Publié le 25 novembre 2025 à 06h18. Le gouvernement espagnol a nommé Thérèse Peramato, procureure spécialisée dans la lutte contre les violences sexistes, au poste de procureure générale de l’État, après la condamnation d’Álvaro García Ortiz pour divulgation de secrets.
- Thérèse Peramato succède à Álvaro García Ortiz, frappé d’une inéligibilité de deux ans par la Cour suprême.
- La nomination de Peramato, procureure de carrière, est perçue comme un signal fort de l’engagement du gouvernement en faveur d’une justice plus féministe.
- Le processus de nomination doit encore être validé par le Conseil général du pouvoir judiciaire et le Congrès des députés.
Madrid – Le gouvernement espagnol a annoncé ce lundi la nomination de Thérèse Peramato (Salamanque, 63 ans) au poste de procureure générale de l’État. Cette décision intervient après la condamnation d’Álvaro García Ortiz à deux ans d’inéligibilité par la Cour suprême, pour avoir divulgué des informations confidentielles concernant l’homme d’affaires Alberto González Amador, proche de la présidente de la région de Madrid, Isabel Díaz Ayuso, et impliqué dans une affaire de fraude fiscale. García Ortiz a présenté sa démission peu après l’annonce de la sanction.

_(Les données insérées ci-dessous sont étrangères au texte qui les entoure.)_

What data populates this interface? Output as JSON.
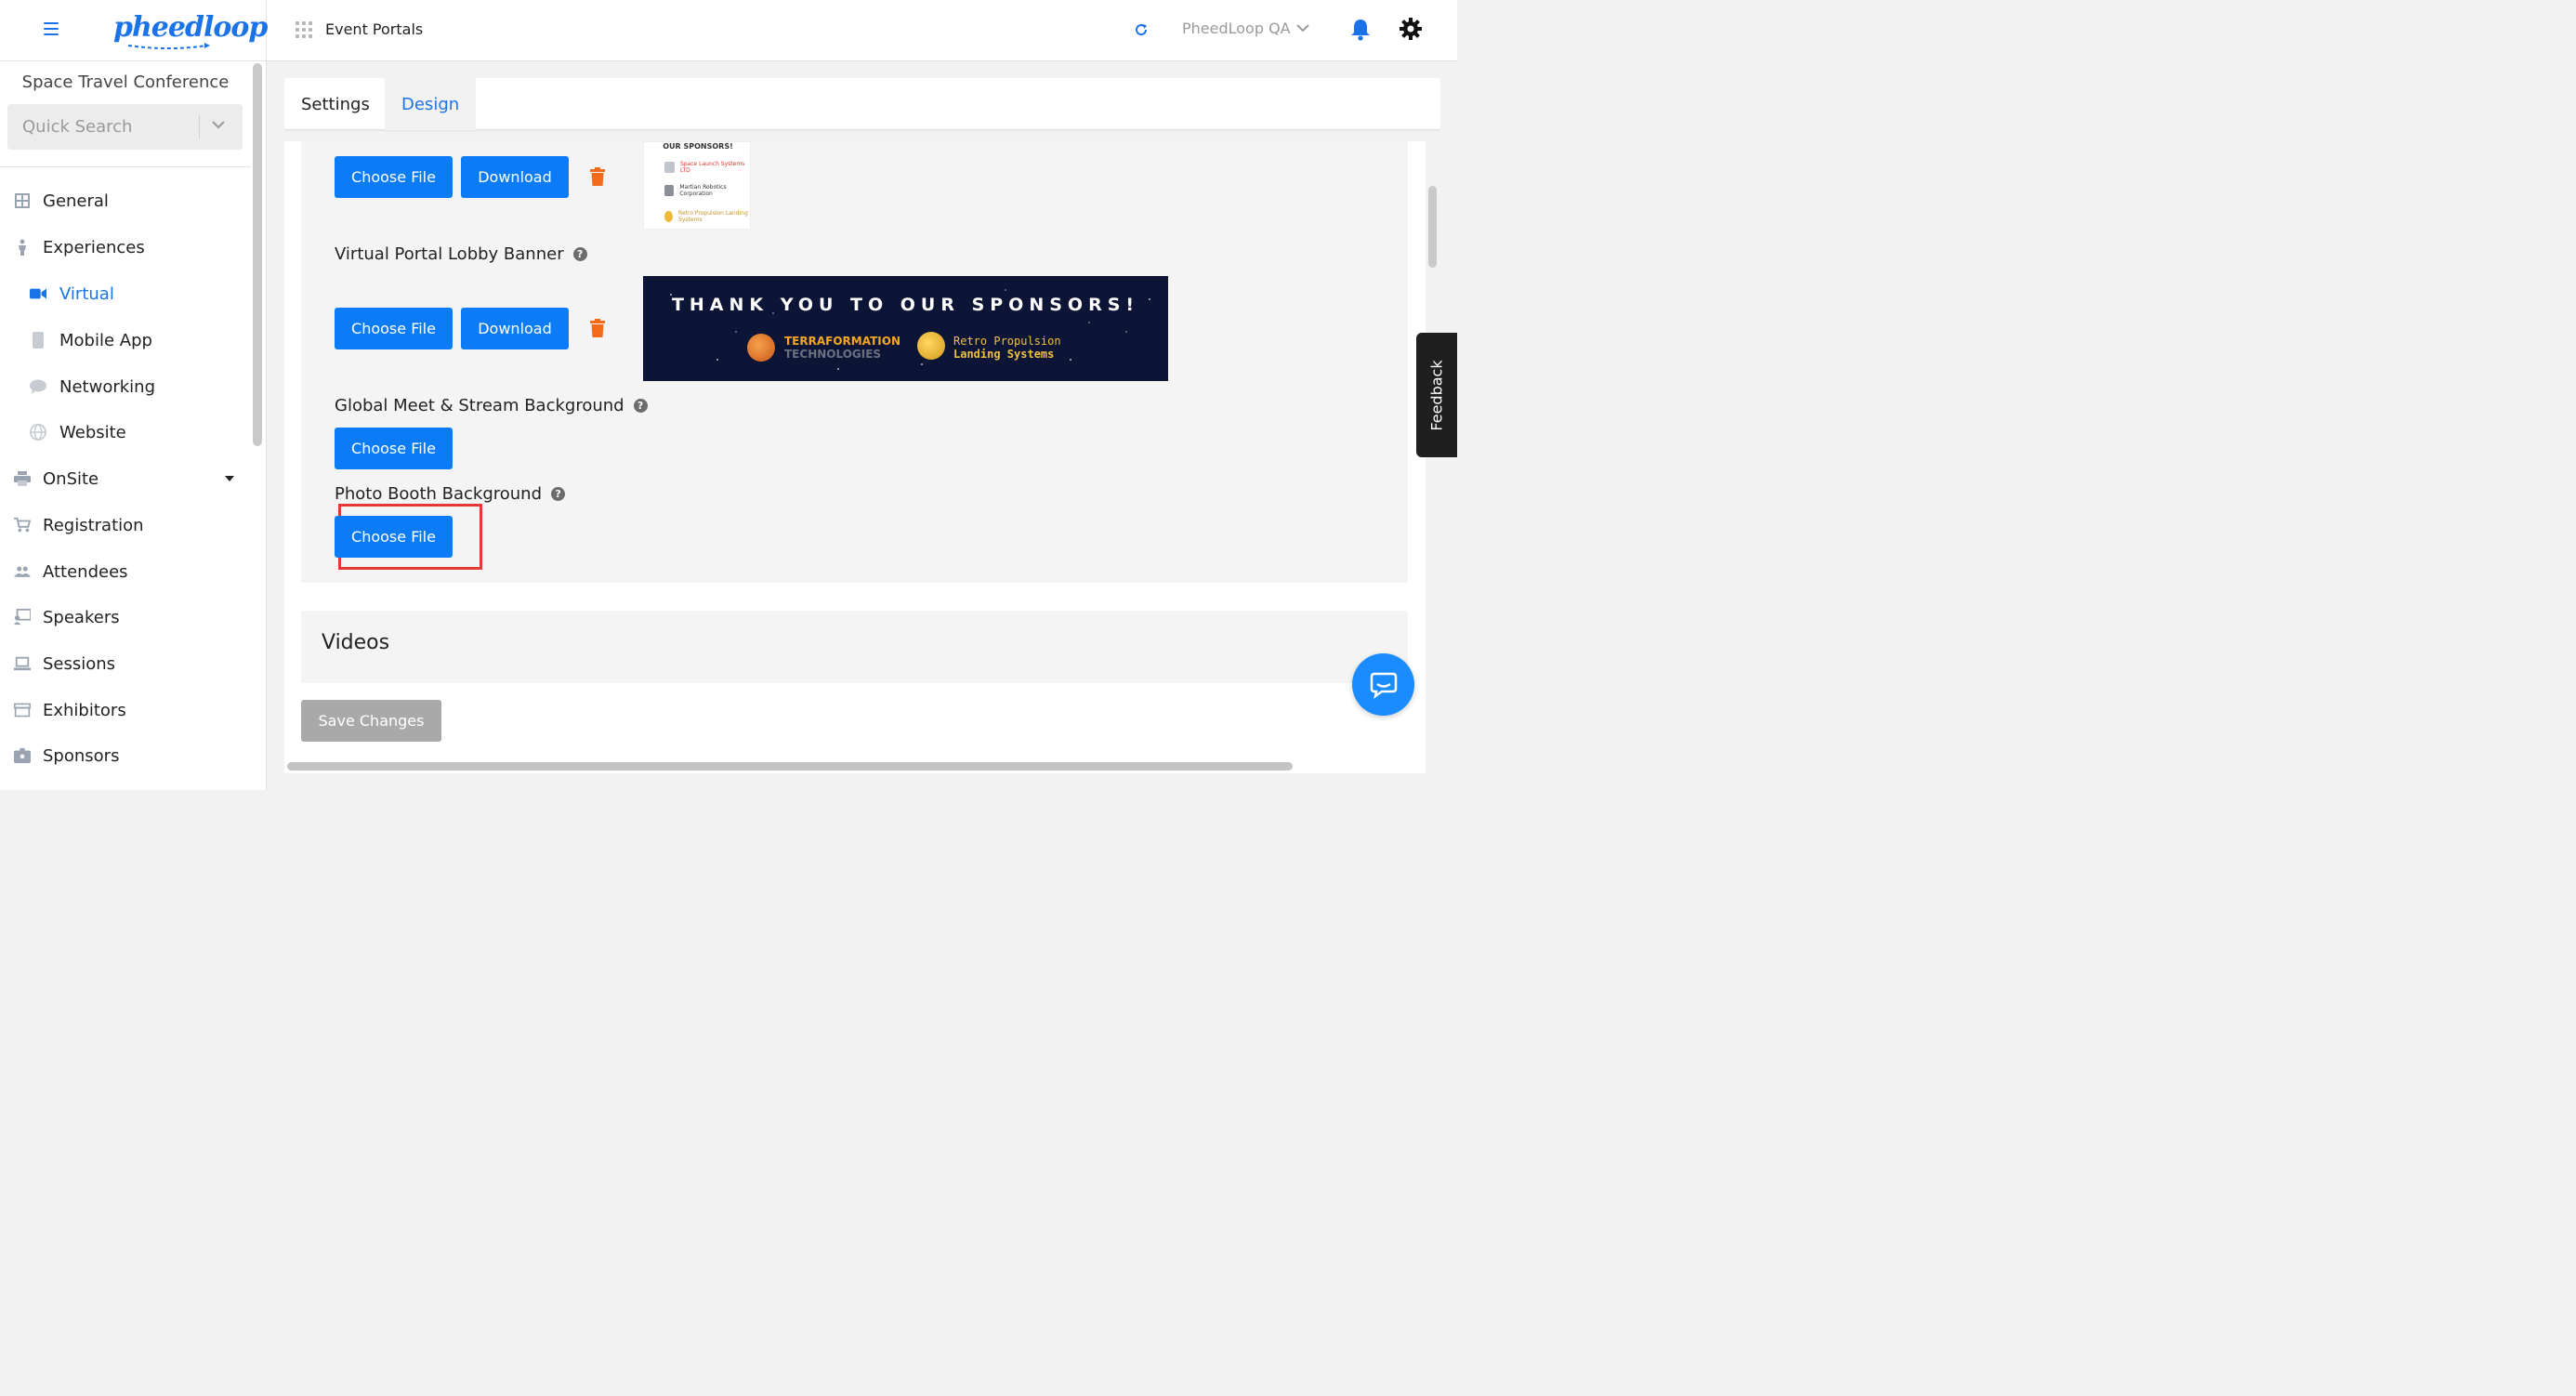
{
  "header": {
    "logo_text": "pheedloop",
    "portals_label": "Event Portals",
    "org_name": "PheedLoop QA"
  },
  "sidebar": {
    "event_name": "Space Travel Conference",
    "search_placeholder": "Quick Search",
    "items": [
      {
        "label": "General",
        "icon": "grid-icon"
      },
      {
        "label": "Experiences",
        "icon": "person-icon"
      },
      {
        "label": "Virtual",
        "icon": "video-camera-icon",
        "active": true
      },
      {
        "label": "Mobile App",
        "icon": "mobile-icon"
      },
      {
        "label": "Networking",
        "icon": "chat-bubble-icon"
      },
      {
        "label": "Website",
        "icon": "globe-icon"
      },
      {
        "label": "OnSite",
        "icon": "printer-icon"
      },
      {
        "label": "Registration",
        "icon": "cart-icon"
      },
      {
        "label": "Attendees",
        "icon": "people-icon"
      },
      {
        "label": "Speakers",
        "icon": "presenter-icon"
      },
      {
        "label": "Sessions",
        "icon": "laptop-icon"
      },
      {
        "label": "Exhibitors",
        "icon": "storefront-icon"
      },
      {
        "label": "Sponsors",
        "icon": "badge-icon"
      }
    ]
  },
  "tabs": {
    "settings": "Settings",
    "design": "Design",
    "active": "Design"
  },
  "design": {
    "choose_file": "Choose File",
    "download": "Download",
    "sponsor_image": {
      "title": "OUR SPONSORS!",
      "rows": [
        "Space Launch Systems LTD",
        "Martian Robotics Corporation",
        "Retro Propulsion Landing Systems"
      ]
    },
    "lobby_banner": {
      "label": "Virtual Portal Lobby Banner",
      "headline": "THANK YOU TO OUR SPONSORS!",
      "sponsor1_line1": "TERRAFORMATION",
      "sponsor1_line2": "TECHNOLOGIES",
      "sponsor2_line1": "Retro Propulsion",
      "sponsor2_line2": "Landing Systems"
    },
    "meet_stream_label": "Global Meet & Stream Background",
    "photo_booth_label": "Photo Booth Background",
    "videos_heading": "Videos",
    "save_changes": "Save Changes"
  },
  "feedback_label": "Feedback",
  "colors": {
    "primary": "#0b7cf6",
    "brand": "#1a73e8",
    "trash": "#f26b1d",
    "highlight": "#e53935",
    "disabled": "#a9a9a9"
  }
}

Thérèse Peramato est une procureure de carrière forte de 35 années de pratique. Elle occupe actuellement le poste de procureure en chef de la section pénale du parquet de la Cour suprême et est également procureure auprès du tribunal délégué à la protection et à la tutelle des victimes en procédure pénale. Elle a également présidé l’Union progressiste des procureurs (UPF). Son profil correspond pleinement à la volonté du gouvernement de nommer un successeur à García Ortiz clairement progressiste.
L’UPF a salué la nomination, estimant que Thérèse Peramato incarne « de manière exceptionnelle les meilleures vertus » pour exercer cette fonction. L’association souligne sa « solvabilité technique avérée », sa carrière marquée par « la rigueur professionnelle, le sens institutionnel et la défense des droits fondamentaux », ainsi que « son engagement particulier » en faveur de la protection des victimes, notamment celles de violences de genre. Selon l’UPF, elle contribuera à « la construction d’un modèle spécialisé et sensible face à l’une des violations des droits humains les plus graves de notre société ».
La Moncloa, siège du gouvernement, assure que la proposition de Peramato bénéficie de « la reconnaissance unanime des opérateurs légaux ». Elle est notamment reconnue comme l’une des principales promotrices de la spécialisation judiciaire en matière de violences sexistes. En 2005, elle a été nommée procureure adjointe de la section de violence contre les femmes du parquet provincial de Madrid. Elle a également participé aux travaux du groupe d’experts de l’Observatoire national de la violence à l’égard des femmes pour la préparation de son premier rapport annuel (2007). De 2021 à 2025, elle a occupé le poste de procureure spécialisée dans la lutte contre les violences faites aux femmes.
La nomination de Thérèse Peramato intervient de manière symbolique le jour de la Journée internationale pour l’élimination de la violence à l’égard des femmes, coïncidant avec le cinquantième anniversaire de la mort de Francisco Franco. Elle serait la quatrième procureure générale nommée depuis l’arrivée de Pedro Sánchez à La Moncloa en juin 2018. Maria José Segarra a dirigé le parquet de janvier 2018 à janvier 2020, suivie de Dolores Delgado jusqu’en juillet 2022, date de sa démission pour raisons de santé .
Conformément à l’article 124.4 de la Constitution espagnole, le procureur général de l’État est nommé par le Roi sur proposition du gouvernement, après consultation du Conseil général du pouvoir judiciaire (CGPJ). Le gouvernement doit ensuite communiquer sa proposition au Congrès des députés, qui fixera la date de l’audition du candidat devant la commission de la Justice. Le CGPJ n’avait pas donné son aval à la nomination d’Álvaro García Ortiz en 2023 . Le gouvernement espère que la situation sera différente cette fois-ci. Le processus se conclura par la prise de fonction de Peramato devant la Cour suprême, dans quelques semaines.
Álvaro García Ortiz a présenté sa démission dans une lettre adressée au ministre de la Justice, invoquant son « profond respect » pour les décisions judiciaires et sa volonté de « protéger le parquet espagnol ». Il a choisi d’anticiper son départ en se fondant sur l’article 31.1 a) du Statut organique du ministère public, qui permet au procureur général de démissionner à sa propre demande.